また、Zeekr 009は、サイズが巨大であり、確かにミニバン需要が極めて大きい日本と相性がいいように見えながら販売台数には期待できそうにもありません。ただし、Zeekr 009が狙うべきは、日本国内に在住している富裕層の中国人でしょう。彼らであれば、中国製のハイスペックなミニバンEVをショーファーカーとして運用したいという需要とマッチするはずです。

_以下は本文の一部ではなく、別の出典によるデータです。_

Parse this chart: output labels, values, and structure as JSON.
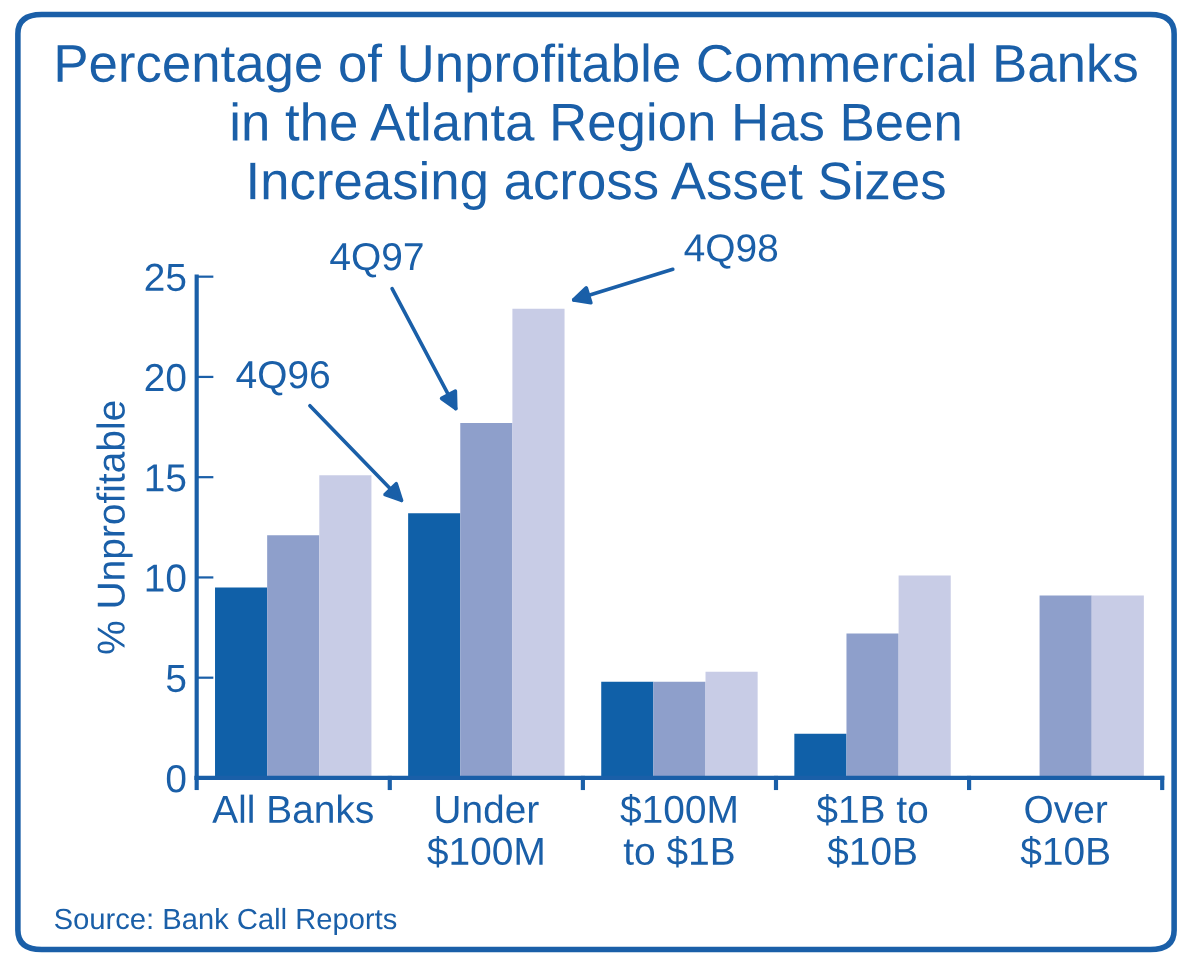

他方で、日本参入においての最大の障壁が、販売ネットワークの構築、およびチャデモ規格への対応という観点でしょう。販売ネットワークの構築について、確かにオンライン販売という手法が存在するものの、韓国ヒョンデの販売動向を見る限り、残念ながらうまくいっていないことは明白です。その一方で、BYDのように全国的に販売ネットワークを拡充するのは、Zeekrの規模感では難しいはずです。ジーリーグループ傘下のボルボの販売ネットワークの活用の可能性はあるのかなどにも注目でしょう。
さらに、チャデモ対応は大きな問題となり得ます。確かにZeekrの売りは驚異的なEV性能であるものの、チャデモ対応となった途端に、その性能は大きくデチューニングされてしまうはずです。結局、EV性能で大きな差がつかず、それならあえて新参者の中国製EVを買おうという動きにはつながらないのではないかと危惧します。
とくにZeekrは、内外装の質感だけではなく、EV性能における差別化こそ、Zeekrが中国で成功を収めている理由であることから、この充電インフラも含めた対応にコミットしてこないと、Zeekrが日本国内で販売台数を稼ぐのは至難の業であると思います。
いずれにしても、2025年までに日本市場参入を表明したZeekrに関しては、とくにEVガラパゴスの日本に対応するために重要となる、サービス体制の構築、およびZeekrの強みである圧倒的なEV性能を活かすためのチャデモ対応こそが、日本国内で成功を収める上で極めて重要だといえます。Zeekrの日本国内進出の最新動向がわかり次第、最新情報をアップデートする予定です。